The fields of artificial neural networks and theoretical computer science have been linked since their inception. As Perrin (1990) says:
The first historical reference to finite automata is a paper of S.C. Kleene of 1956 in which the basic theorem, now known as Kleene's theorem, is already proved [...]. Kleene's paper was actually a mathematical reworking of the ideas of two reseachers from the MIT, W. McCulloch and W. Pitts, [...] who had presented as early as 1943 a logical model for the behaviour of nervous systems that turned out to be the model of a finite-state machine [...].In the paper by McCulloch and Pitts, the first model of a finite automaton was indeed a network of idealized neuron-like elements.
The objective of this document is to comment a series of papers showing the intellectual strands from this early work to the current theoretical developments and potential applications in various areas. Neural networks are becoming more and more popular as tools in time-series prediction, pattern recognition, process control, signal and image processing, etc. One of the new exciting and growing directions in neural networks are models that process temporal signals and have feedback. Fully understanding these models means understanding their relationships and similarities to other models of mathematics, logic and computer science. It also means understanding what the neural network models are capable of computing and representing and what computational insights can be gained from new models of neural networks. Because of the increased importance of computational models in all fields, the interest in this area in neural networks and computer science will continue to grow.

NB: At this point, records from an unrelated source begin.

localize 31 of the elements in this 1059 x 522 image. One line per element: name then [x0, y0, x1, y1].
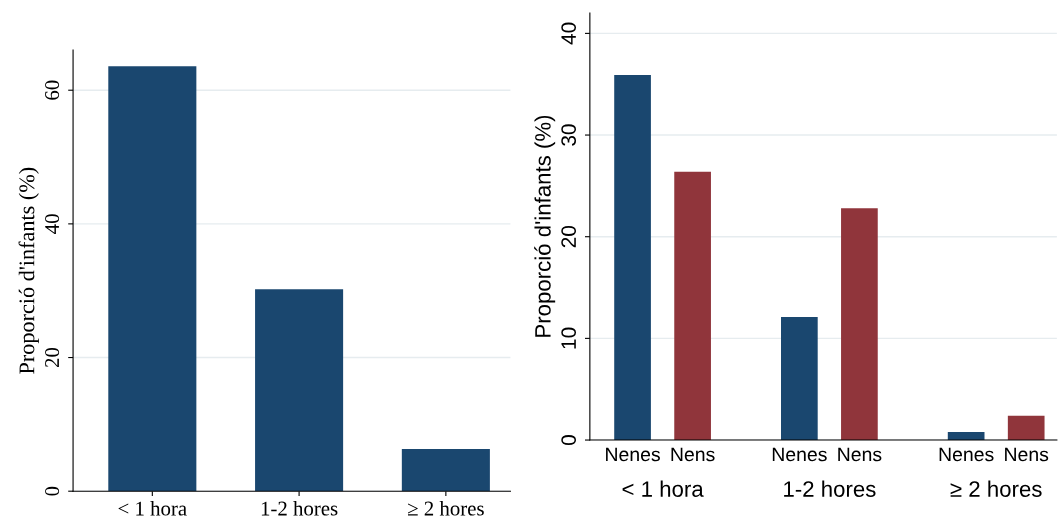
text: Nens	[1005, 447, 1049, 462]
x-tick-label: < 1 hora	[118, 500, 187, 516]
y-tick-label: 40	[561, 22, 577, 45]
y-tick-label: 60	[45, 80, 60, 100]
text: Nens	[838, 447, 882, 462]
x-tick-label: ≥ 2 hores	[950, 480, 1042, 497]
bar	[108, 66, 197, 492]
x-tick-label: 1-2 hores	[784, 480, 876, 497]
bar	[781, 317, 818, 441]
y-tick-label: 10	[561, 327, 577, 349]
bar	[1007, 415, 1045, 441]
x-tick-label: < 1 hora	[622, 480, 704, 497]
y-tick-label: 40	[45, 214, 60, 234]
x-tick-label: ≥ 2 hores	[408, 500, 484, 516]
x-tick-label: 1-2 hores	[261, 500, 338, 516]
series-label: Nenes	[606, 447, 660, 462]
y-tick-label: 0	[45, 486, 60, 496]
bar	[841, 208, 878, 441]
y-tick-label: 30	[561, 124, 577, 146]
y-tick-label: 20	[561, 225, 577, 248]
y-axis-title: Proporció d'infants (%)	[18, 167, 39, 374]
bar	[401, 449, 490, 492]
y-axis-title: Proporció d'infants (%)	[534, 115, 556, 337]
series-label: Nens	[671, 447, 715, 462]
bar	[614, 75, 651, 441]
bar	[674, 171, 711, 441]
y-tick-label: 20	[45, 347, 60, 368]
y-tick-label: 0	[561, 435, 577, 446]
bar	[255, 289, 344, 492]
text: Nenes	[939, 447, 994, 462]
text: Nenes	[772, 447, 827, 462]
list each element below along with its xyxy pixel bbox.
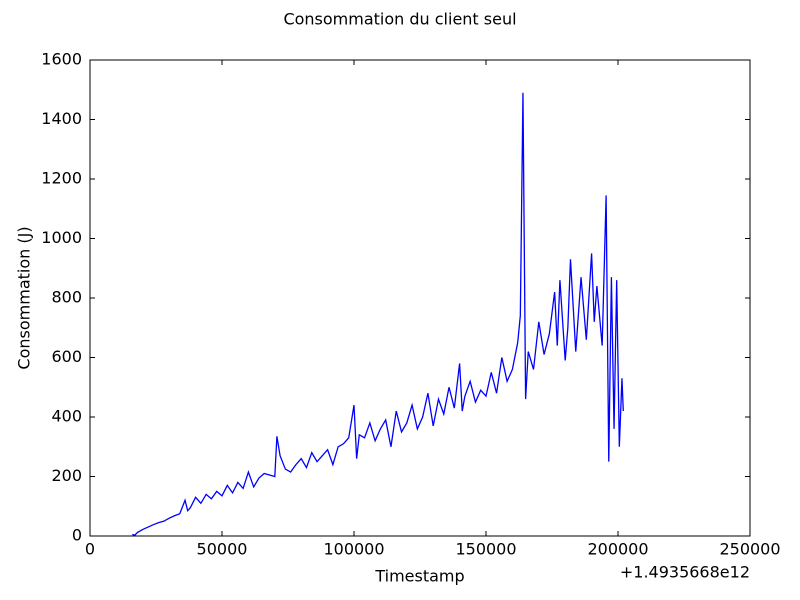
y-tick-label: 800: [51, 288, 82, 307]
x-tick-label: 250000: [719, 540, 780, 559]
y-tick-label: 1200: [41, 169, 82, 188]
y-tick-label: 600: [51, 347, 82, 366]
y-axis-label: Consommation (J): [15, 226, 34, 369]
x-axis-label: Timestamp: [374, 567, 464, 586]
chart-title: Consommation du client seul: [283, 10, 516, 29]
y-tick-label: 1600: [41, 50, 82, 69]
x-tick-label: 0: [85, 540, 95, 559]
y-tick-label: 1400: [41, 109, 82, 128]
x-tick-label: 200000: [587, 540, 648, 559]
y-tick-label: 1000: [41, 228, 82, 247]
data-line: [132, 92, 624, 536]
y-tick-label: 200: [51, 466, 82, 485]
x-tick-label: 50000: [197, 540, 248, 559]
y-tick-label: 0: [72, 526, 82, 545]
x-tick-label: 100000: [323, 540, 384, 559]
y-tick-label: 400: [51, 407, 82, 426]
x-offset-label: +1.4935668e12: [620, 563, 750, 582]
x-tick-label: 150000: [455, 540, 516, 559]
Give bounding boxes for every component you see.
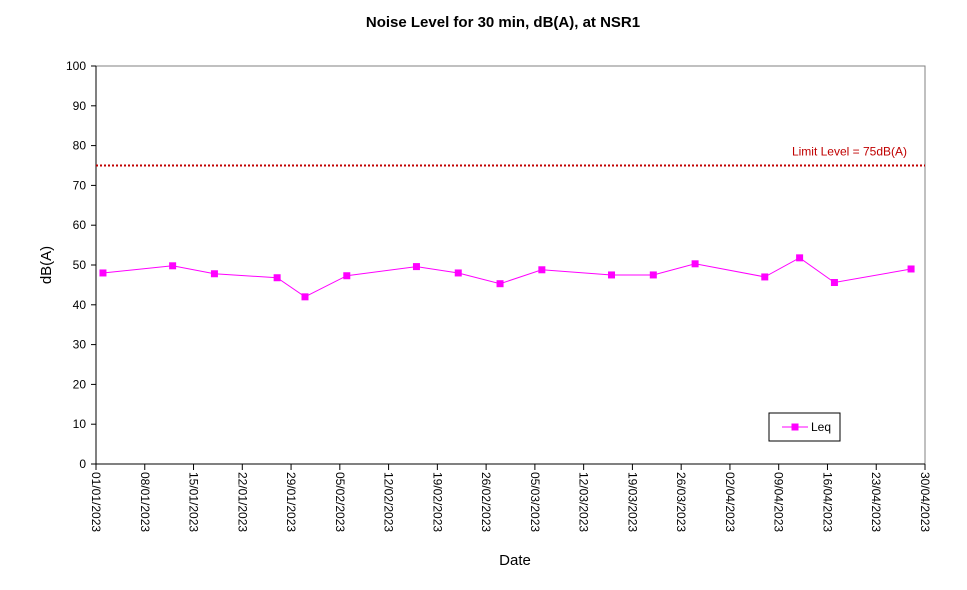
y-tick-label: 80	[73, 139, 87, 153]
data-point	[538, 266, 546, 274]
x-tick-label: 23/04/2023	[869, 472, 883, 532]
data-point	[169, 262, 177, 270]
chart-title: Noise Level for 30 min, dB(A), at NSR1	[366, 14, 640, 31]
limit-line-group: Limit Level = 75dB(A)	[96, 145, 925, 167]
x-tick-label: 05/03/2023	[528, 472, 542, 532]
x-tick-label: 30/04/2023	[918, 472, 932, 532]
data-point	[761, 273, 769, 281]
x-axis-title: Date	[499, 552, 531, 569]
data-point	[273, 274, 281, 282]
y-tick-label: 0	[79, 457, 86, 471]
data-point	[343, 272, 351, 280]
series-line-leq	[102, 257, 912, 298]
legend-marker	[791, 423, 799, 431]
y-tick-label: 70	[73, 178, 87, 192]
y-tick-label: 40	[73, 298, 87, 312]
data-point	[649, 271, 657, 279]
y-tick-label: 10	[73, 417, 87, 431]
x-tick-label: 29/01/2023	[284, 472, 298, 532]
series-group	[99, 254, 915, 301]
y-tick-label: 20	[73, 377, 87, 391]
x-tick-label: 19/02/2023	[430, 472, 444, 532]
y-axis: 0 10 20 30 40 50 60 70 80 90 100	[66, 59, 97, 471]
data-point	[412, 263, 420, 271]
x-tick-label: 15/01/2023	[187, 472, 201, 532]
y-tick-label: 30	[73, 338, 87, 352]
x-tick-label: 12/03/2023	[577, 472, 591, 532]
data-point	[796, 254, 804, 262]
data-point	[454, 269, 462, 277]
limit-line-label: Limit Level = 75dB(A)	[792, 145, 907, 159]
data-point	[496, 280, 504, 288]
data-point	[830, 279, 838, 287]
data-point	[301, 293, 309, 301]
data-point	[691, 260, 699, 268]
y-tick-label: 50	[73, 258, 87, 272]
x-tick-label: 08/01/2023	[138, 472, 152, 532]
legend: Leq	[768, 412, 841, 442]
x-tick-label: 09/04/2023	[772, 472, 786, 532]
y-tick-label: 100	[66, 59, 86, 73]
x-tick-label: 22/01/2023	[235, 472, 249, 532]
x-tick-label: 02/04/2023	[723, 472, 737, 532]
data-point	[210, 270, 218, 278]
data-point	[608, 271, 616, 279]
plot-area-frame	[95, 65, 926, 465]
legend-label-leq: Leq	[811, 420, 831, 434]
x-axis: 01/01/2023 08/01/2023 15/01/2023 22/01/2023…	[89, 463, 932, 532]
x-tick-label: 16/04/2023	[820, 472, 834, 532]
data-point	[907, 265, 915, 273]
y-tick-label: 60	[73, 218, 87, 232]
x-tick-label: 01/01/2023	[89, 472, 103, 532]
x-tick-label: 05/02/2023	[333, 472, 347, 532]
x-tick-label: 26/03/2023	[674, 472, 688, 532]
x-tick-label: 12/02/2023	[382, 472, 396, 532]
x-tick-label: 26/02/2023	[479, 472, 493, 532]
y-tick-label: 90	[73, 99, 87, 113]
data-point	[99, 269, 107, 277]
x-tick-label: 19/03/2023	[625, 472, 639, 532]
y-axis-title: dB(A)	[38, 246, 55, 284]
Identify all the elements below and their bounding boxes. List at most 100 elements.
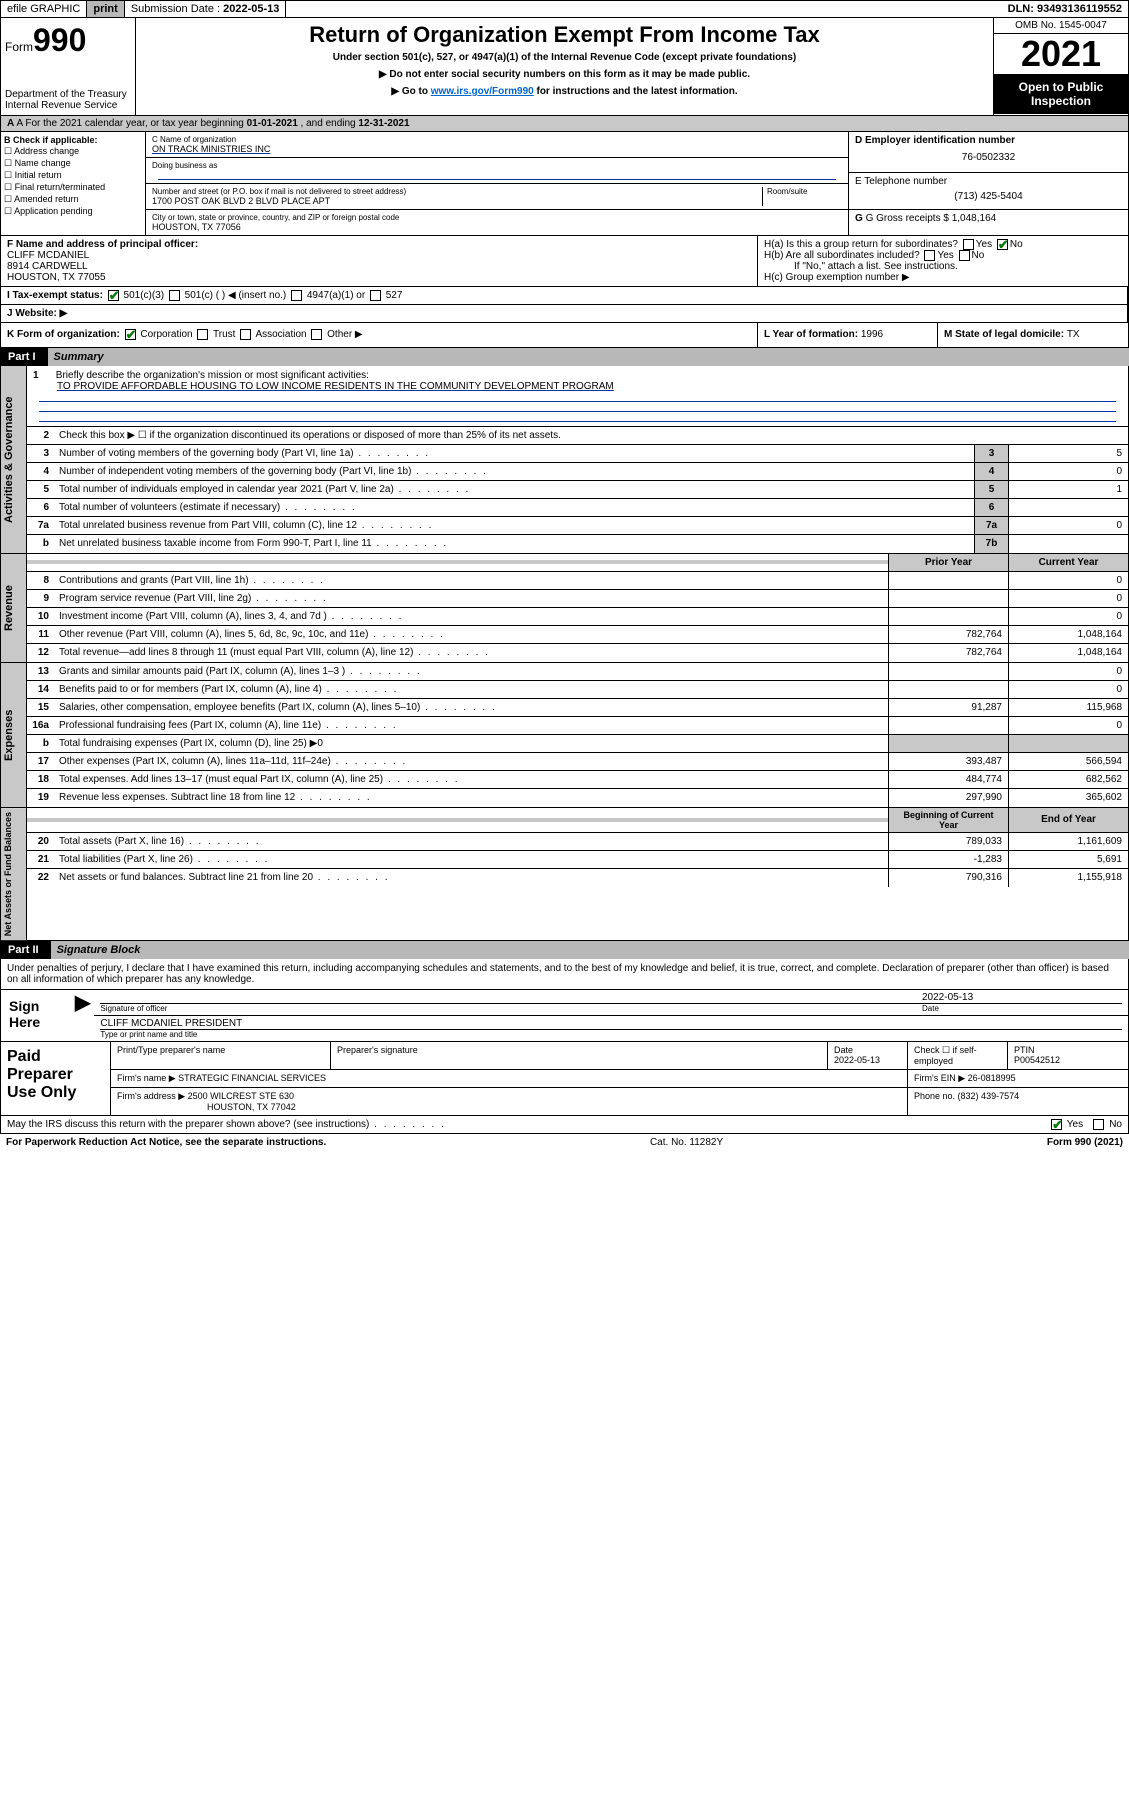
l-desc: Other revenue (Part VIII, column (A), li… (55, 627, 888, 642)
l-num: 20 (27, 834, 55, 849)
discuss-yes[interactable] (1051, 1119, 1062, 1130)
part1-header: Part I Summary (0, 348, 1129, 366)
summary-sec4: Net Assets or Fund Balances Beginning of… (0, 808, 1129, 941)
yes-label: Yes (1067, 1119, 1083, 1130)
l-py: 789,033 (888, 833, 1008, 850)
gross-value: 1,048,164 (952, 213, 997, 224)
l-py: 393,487 (888, 753, 1008, 770)
irs-link[interactable]: www.irs.gov/Form990 (431, 86, 534, 97)
ck-name-change[interactable]: ☐ Name change (4, 158, 142, 169)
l-py: 297,990 (888, 789, 1008, 807)
no-label: No (1010, 239, 1023, 250)
addr-cell: Number and street (or P.O. box if mail i… (146, 184, 848, 210)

In particular, the papers selected explore the mentioned relationship between neural networks and the foundations of computer science: automata (from finite-state to Turing machines), the classes of formal languages they define (from regular to unrestricted), and the underlying models for computation. Neural networks have been used both to represent these models and to learn them from examples; this growing field of research has produced an interesting corpus of scientific work which, in addition to strengthening the view of neural networks as implementations of theoretical computational devices, has found numerous practical applications. I have tried to survey in a single volume the most important work relating neural networks to formal language and computation models, which may be found scattered --as many other works on neural networks-- throughout a wide variety of journals as well as in technical reports.
The hardest part of compiling a document like this is the process of selecting the papers. Some papers have not been included because of their extension. Sometimes I have decided not to include the earliest account of a new idea or concept, but have included a later, but clearer paper; in these cases, earlier works are referred and briefly discussed in the introductions.
To my knowledge, this is the first document covering this relationship; however, it has an orientation which is very similar to other books such as Discrete Neural Computation by Siu et al. (1995) and Circuit Complexity and Neural Networks by Parberry (1994) which explore related subjects. What makes this document different is its emphasis in dynamic models of computation (i.e., automata) and dynamic neural networks (i.e., recurrent neural networks).
The featured papers will be grouped in chapters. Each group of papers will share an introduction that will allow the reader to comprehend the relationships among the different approaches and the main emerging results.
Chapter introductions have been written having in mind two (apparently conflicting) goals:
The intended readership of this document includes active researchers, both in academia and industry (mainly in computer science, computer engineering, electrical engineering, and applied mathematics departments or in R&D laboratories involved in computing, control, signal processing, etc.) of all levels, both coming from the fields of formal languages and computational theory and from the broader neural networks community; graduate students in these fields; and research planners or evaluators. Readers are expected to hold (or be about to obtain) a bachelor's degree in computer science, computer engineering, electrical engineering or applied mathematics and to be interested in fields such as computer science (formal languages and models of computation, pattern recognition, machine learning), computer engineering, electrical engineering, applied mathematics, control, signal processing, and complex systems.